Dorian's Damage Underscores Need to Prepare for Storms and Climate Change
Private investment in the reconstruction of the Bahamas after Hurricane Dorian could set a precedent for storm recovery in the United States.
Resilience expert Alan Rubin, a principal with Blank Rome Government Relations in New York, discussed the matter in Washington recently with U.S. Rep.

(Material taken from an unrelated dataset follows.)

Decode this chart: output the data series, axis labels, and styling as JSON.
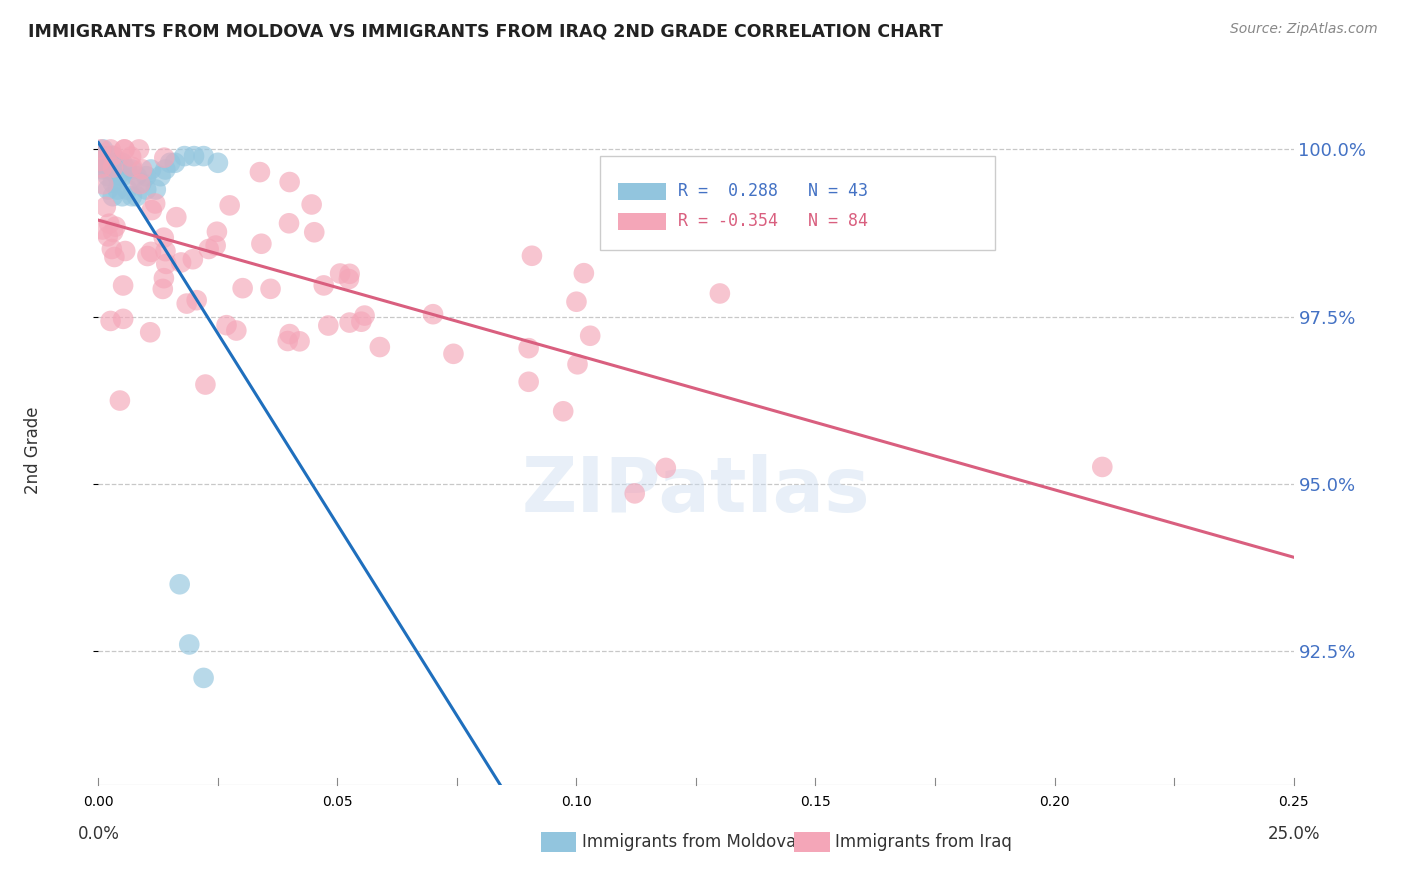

Eliot Engel, D-N.Y.; Engel’s chief of staff, Bill Weitz; Eric Jacobstein, senior policy advisor for the House Committee on Foreign Affairs; and representatives from the international development agency U.S. Agency for International Development, which sent a response team to the Bahamas.
“There are fundings that come from both USAID and the [United Nations],” said Rubin, nicknamed the “Hurricane Czar” for his recovery plan for South Florida after Hurricane Andrew struck in 1992. “This is one place where private investment might be the first monies in as opposed to in the U.S. where [the Federal Emergency Management Agency] is involved, and then you get U.S. money that’s allocated out of Congress.
“In this particular case, there could be private investment in companies that are doing disaster recoveries, to put the money in first, and then receive monies back from USAID,” Rubin added, “So this is very different than a public-private partnership.”
"Dorian's Damage Underscores Need to Prepare for Storms and Climate Change," by Paul Burton was published in The Bond Buyer on September 23, 2019.